QUETA Y ESTRELLA



Estaba flagelándome con mi soledad, sintiendo pena de mi misma y decidí sacarla a la calle y emprendí un viaje hacia el teatro para escuchar a los coros de los niños cantar. Allí me encontré con una pléyade de padres, madres, abuelos, abuelas cargados de cámaras y soltando su admiración viendo sus genes desparramados en el escenario del teatro Jovellanos. Salí de allí y mi soledad y yo ya estábamos acompañadas de toda aquella gente, aunque no la conocía de nada, formaban parte de mí, aunque yo no me lo había propuesto.
Estuve mirando escaparates y pensando en comprarme todas las cosas del mundo, pero era domingo y estaba todo cerrado y gracias a eso pude vencer la tentación.

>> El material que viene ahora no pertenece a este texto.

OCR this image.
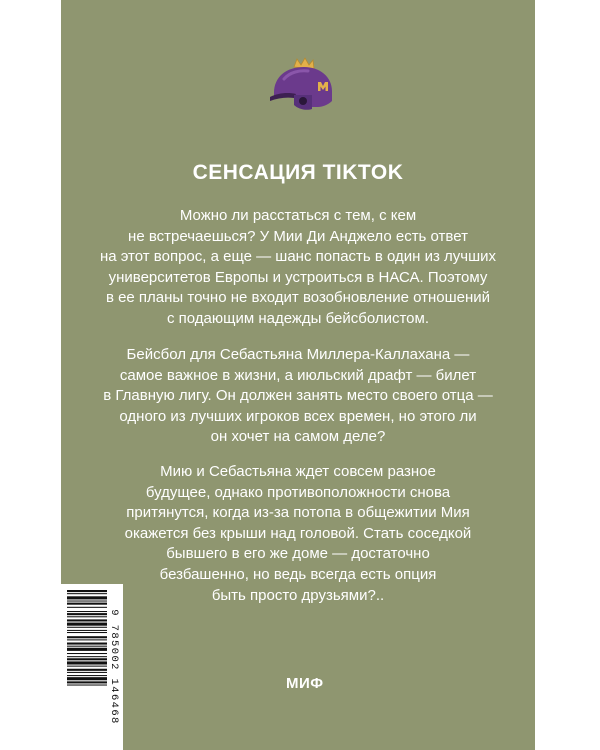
СЕНСАЦИЯ TIKTOK

Можно ли расстаться с тем, с кем
не встречаешься? У Мии Ди Анджело есть ответ
на этот вопрос, а еще — шанс попасть в один из лучших
университетов Европы и устроиться в НАСА. Поэтому
в ее планы точно не входит возобновление отношений
с подающим надежды бейсболистом.

Бейсбол для Себастьяна Миллера-Каллахана —
самое важное в жизни, а июльский драфт — билет
в Главную лигу. Он должен занять место своего отца —
одного из лучших игроков всех времен, но этого ли
он хочет на самом деле?

Мию и Себастьяна ждет совсем разное
будущее, однако противоположности снова
притянутся, когда из-за потопа в общежитии Мия
окажется без крыши над головой. Стать соседкой
бывшего в его же доме — достаточно
безбашенно, но ведь всегда есть опция
быть просто друзьями?..

9 785002 146468	МИФ
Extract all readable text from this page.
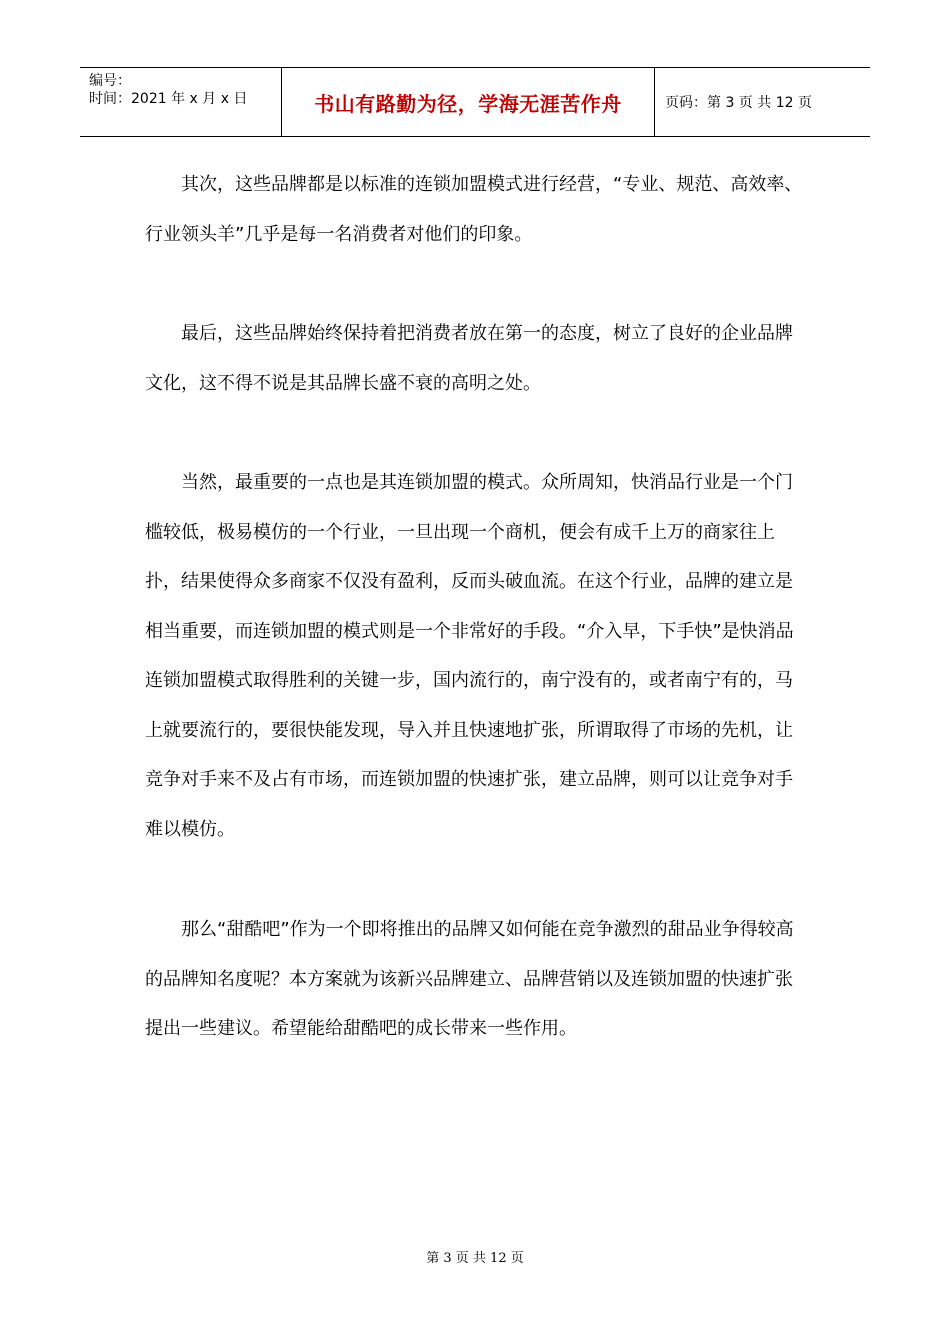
编号：
时间：2021 年 x 月 x 日	书山有路勤为径，学海无涯苦作舟	页码：第 3 页 共 12 页

其次，这些品牌都是以标准的连锁加盟模式进行经营，“专业、规范、高效率、行业领头羊”几乎是每一名消费者对他们的印象。

最后，这些品牌始终保持着把消费者放在第一的态度，树立了良好的企业品牌文化，这不得不说是其品牌长盛不衰的高明之处。

当然，最重要的一点也是其连锁加盟的模式。众所周知，快消品行业是一个门槛较低，极易模仿的一个行业，一旦出现一个商机，便会有成千上万的商家往上扑，结果使得众多商家不仅没有盈利，反而头破血流。在这个行业，品牌的建立是相当重要，而连锁加盟的模式则是一个非常好的手段。“介入早，下手快”是快消品连锁加盟模式取得胜利的关键一步，国内流行的，南宁没有的，或者南宁有的，马上就要流行的，要很快能发现，导入并且快速地扩张，所谓取得了市场的先机，让竞争对手来不及占有市场，而连锁加盟的快速扩张，建立品牌，则可以让竞争对手难以模仿。

那么“甜酷吧”作为一个即将推出的品牌又如何能在竞争激烈的甜品业争得较高的品牌知名度呢？本方案就为该新兴品牌建立、品牌营销以及连锁加盟的快速扩张提出一些建议。希望能给甜酷吧的成长带来一些作用。

第 3 页 共 12 页
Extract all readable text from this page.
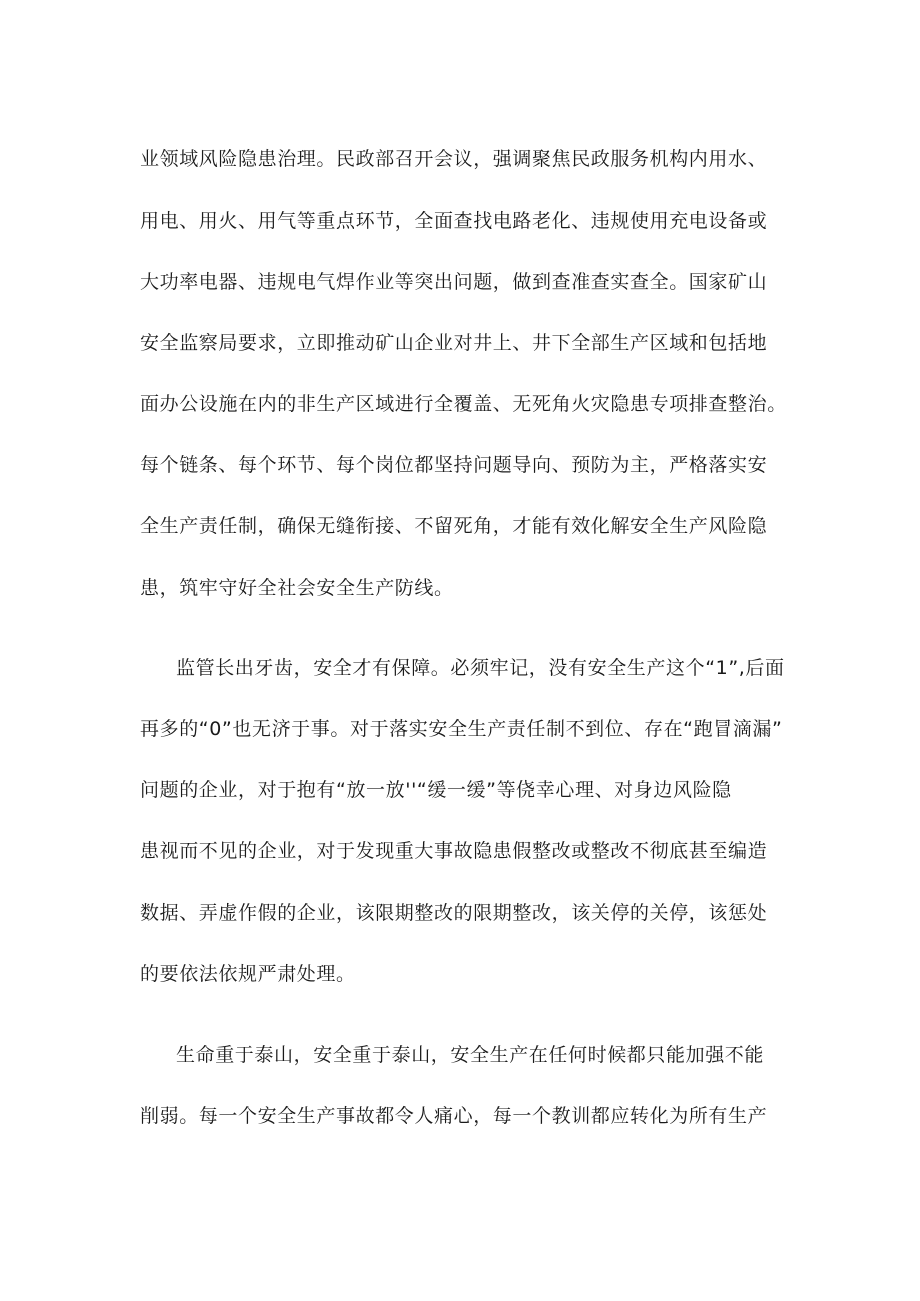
业领域风险隐患治理。民政部召开会议，强调聚焦民政服务机构内用水、
用电、用火、用气等重点环节，全面查找电路老化、违规使用充电设备或
大功率电器、违规电气焊作业等突出问题，做到查准查实查全。国家矿山
安全监察局要求，立即推动矿山企业对井上、井下全部生产区域和包括地
面办公设施在内的非生产区域进行全覆盖、无死角火灾隐患专项排查整治。
每个链条、每个环节、每个岗位都坚持问题导向、预防为主，严格落实安
全生产责任制，确保无缝衔接、不留死角，才能有效化解安全生产风险隐
患，筑牢守好全社会安全生产防线。
监管长出牙齿，安全才有保障。必须牢记，没有安全生产这个“1”,后面
再多的“0”也无济于事。对于落实安全生产责任制不到位、存在“跑冒滴漏”
问题的企业，对于抱有“放一放''“缓一缓”等侥幸心理、对身边风险隐
患视而不见的企业，对于发现重大事故隐患假整改或整改不彻底甚至编造
数据、弄虚作假的企业，该限期整改的限期整改，该关停的关停，该惩处
的要依法依规严肃处理。
生命重于泰山，安全重于泰山，安全生产在任何时候都只能加强不能
削弱。每一个安全生产事故都令人痛心，每一个教训都应转化为所有生产
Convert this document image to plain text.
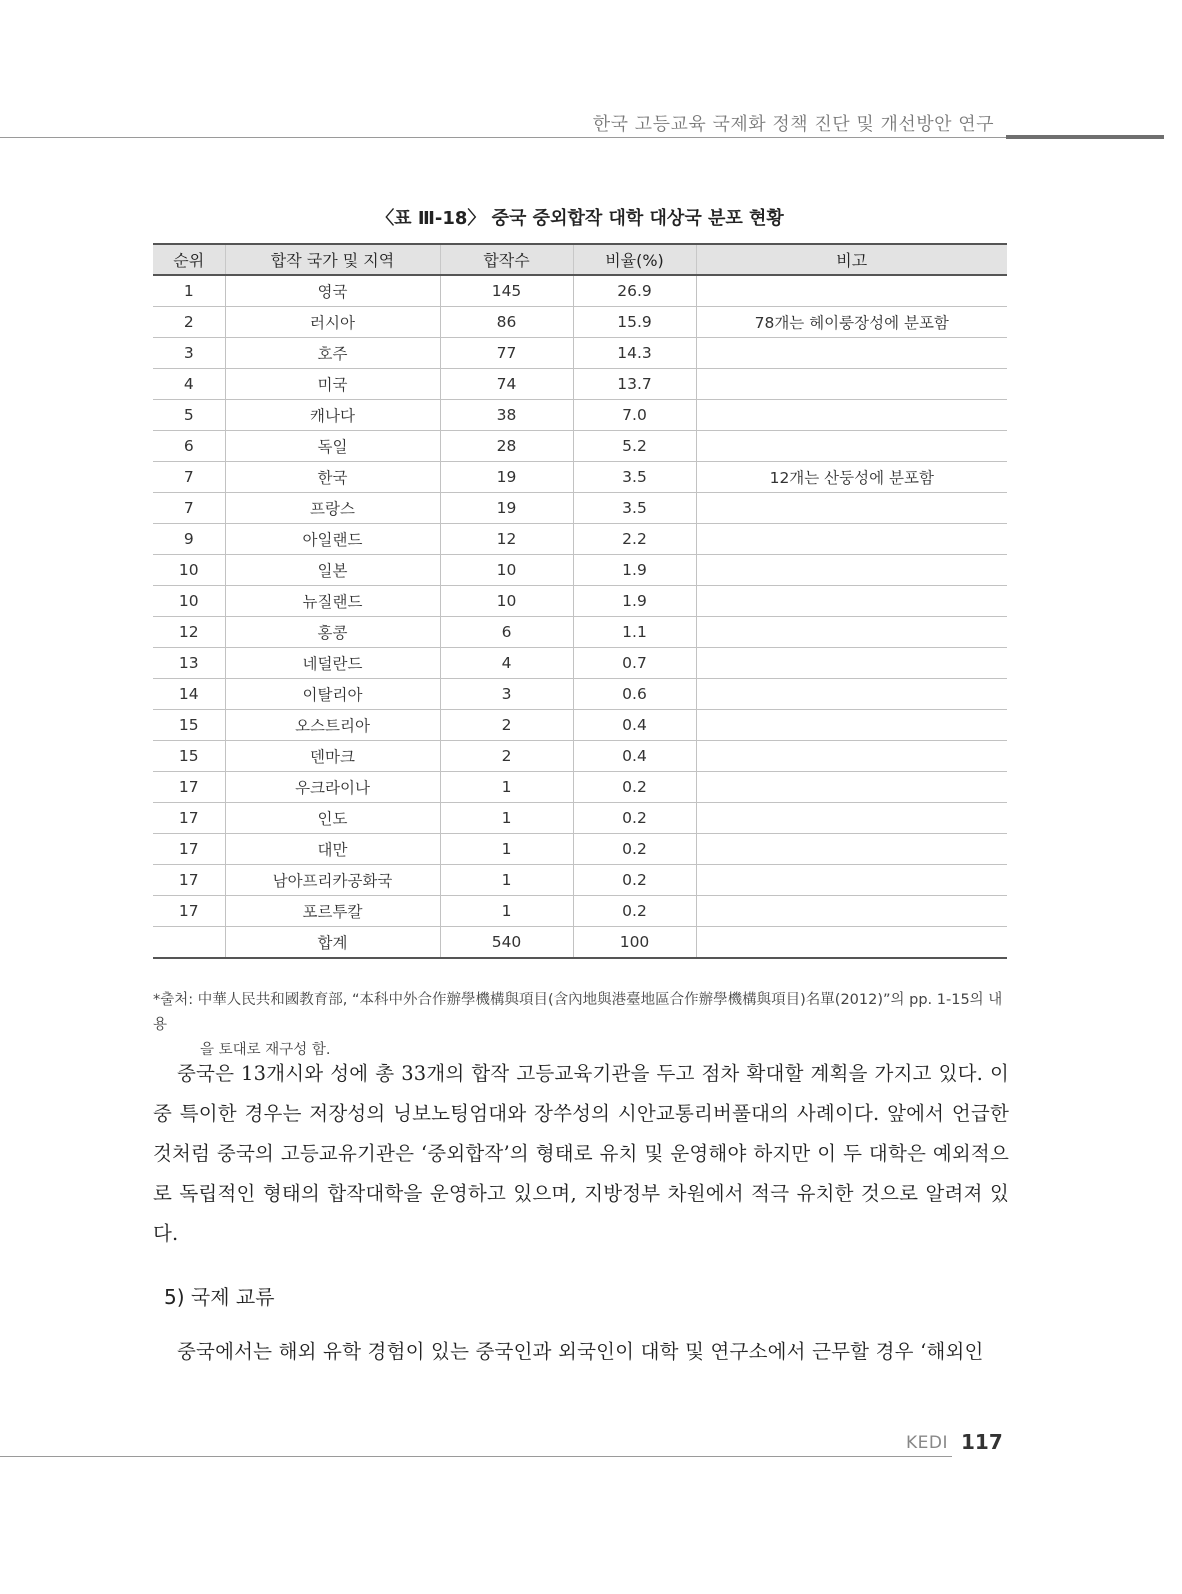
한국 고등교육 국제화 정책 진단 및 개선방안 연구
〈표 Ⅲ-18〉 중국 중외합작 대학 대상국 분포 현황
순위	합작 국가 및 지역	합작수	비율(%)	비고
1	영국	145	26.9	
2	러시아	86	15.9	78개는 헤이룽장성에 분포함
3	호주	77	14.3	
4	미국	74	13.7	
5	캐나다	38	7.0	
6	독일	28	5.2	
7	한국	19	3.5	12개는 산둥성에 분포함
7	프랑스	19	3.5	
9	아일랜드	12	2.2	
10	일본	10	1.9	
10	뉴질랜드	10	1.9	
12	홍콩	6	1.1	
13	네덜란드	4	0.7	
14	이탈리아	3	0.6	
15	오스트리아	2	0.4	
15	덴마크	2	0.4	
17	우크라이나	1	0.2	
17	인도	1	0.2	
17	대만	1	0.2	
17	남아프리카공화국	1	0.2	
17	포르투칼	1	0.2	
	합계	540	100	
*출처: 中華人民共和國教育部, “本科中外合作辦學機構與項目(含內地與港臺地區合作辦學機構與項目)名單(2012)”의 pp. 1-15의 내용
을 토대로 재구성 함.

중국은 13개시와 성에 총 33개의 합작 고등교육기관을 두고 점차 확대할 계획을 가지고 있다. 이 중 특이한 경우는 저장성의 닝보노팅엄대와 장쑤성의 시안교통리버풀대의 사례이다. 앞에서 언급한 것처럼 중국의 고등교유기관은 ‘중외합작’의 형태로 유치 및 운영해야 하지만 이 두 대학은 예외적으로 독립적인 형태의 합작대학을 운영하고 있으며, 지방정부 차원에서 적극 유치한 것으로 알려져 있다.

5) 국제 교류

중국에서는 해외 유학 경험이 있는 중국인과 외국인이 대학 및 연구소에서 근무할 경우 ‘해외인

KEDI 117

Me acerqué a una tienda que estaba abierta y compré una empanada de sardinas con jamón y una botella de agua y me senté en un banco del parque a saborear la comida.
Allí, enfrente de mí, estaban sentadas Queta y Estrella, mujeres de cerca de ochenta años. Una parecía una monja seglar por sus vestimentas, y la otra, más coqueta, con la sombra de los ojos plasmada como un chorreón de gotelet, y el perfilado de los labios tan desplazado de sus comisuras, que semejaba a los labios de un payaso que por tener cataratas no atinara a darse el carmín en su punto de mira. Los tacones sosteniendo sus varices y la garganta presta a contar historias sin parar. 
Yo comía con fruición mi empanada de sardinas y jamón y de vez en cuando tomaba un buche de agua:
-Yo no me casé enamorada de mi marido -contaba Queta-, en aquellos tiempos nos casábamos para marchar de casa. Mi padre era un bruto, se dejaba los cuartos en la cantina de la mina y entre los pechos de una prostituta que los tenía a todos encandilados, todos estaban locos por los pechos de aquella mujer y les dejaba sin cuartos. Me decían que cuando tuviera en lo alto a mi marido unas cuantas veces, que terminaría queriéndolo, pero nunca le quise, era tan bruto como mi padre y mis hermanos que me pegaban. Mi hermano era enterrador y profanaba las tumbas. Esperaba a que se fueran los del entierro del finado y abría la caja y cogía todas las joyas con que habían enterrado al muerto. Yo no me llamo Queta, me empezó a llamar así mi madrina, porque decía que me parecía a su hija muerta, así que tengo el nombre de una muerta. A mí también me murió una hija, una nena preciosa de dos años y mi amiga Carmencita me decía que yo tenía envidia de su hija viva, ¿cómo iba soy a tener envidia de su hija, que no era como la mía y, además, era hija de soltera y no de matrimonio como lo era la mía? Fui al carpintero a que me hiciera una cruz para señalar el lugar donde estaba enterrada mi hija, a ese carpintero le murió la mujer en Alemania, sí, mujer, que yo no miento, fue muy nombrado, salió en los periódicos y todo, un hijo suyo la mató, estaba jugando con una pistola y disparó sin querer y mató a su madre, sí, que yo no miento, a algunas madres no deberían dejarles a sus hijos, como aquella otra que mató a sus cinco hijos, porque el marido la trajo del manicomio, el psiquiatra le había dicho que nunca la dejara sola con los críos y ella un día por la noche los mató a todos, eran muy pequeños, no se pudieron defender. 
Queta tenía “El Caso” como su libro de cabecera.
Estrella se mordía el labio inferior y decía a cada poco asombrada:
-¿Cómo puede haber gente así?
Queta sigue su perorata de historias macabras, de gente que degüella, que se ahorca, que se ahoga y vuelve a contar que nunca quiso a su marido, a pesar de estar casada con él más de cuarenta años. Hace un mohín con su boquita pintada de borrón y cuenta nueva:
-Nunca estuve enamorada de él, ahora sí que lo estoy, tengo un novio maravilloso. Cada uno vivimos en nuestra casa, no vivimos juntos, pero paso unas noches de amor como nunca las viví, fíjate cómo será que un vecino que tengo muy melindroso una de las veces que él se quedó a dormir conmigo nos picó a la puerta y nos dijo:
-Disculpen, ¿les importaría hacer menos ruidos de alcoba?
Me levanté del banco para ir al cine. Queta se quedó desilusionada, no me dejaba marchar, ya que yo era una interlocutora muy valiosa, no paraba de hacerle preguntas y ella contaba y contaba.

Me fui a ver “Amor en su punto” y en la peli me contaron que el amor es eso que queda después de los fuegos artificiales, y, también, que es como tener un cartucho de palomitas, que te vas comiendo y comiendo y cuando llegas al fondo del cartucho, te preguntas: ¿Qué fue del amor, qué fue de las palomitas?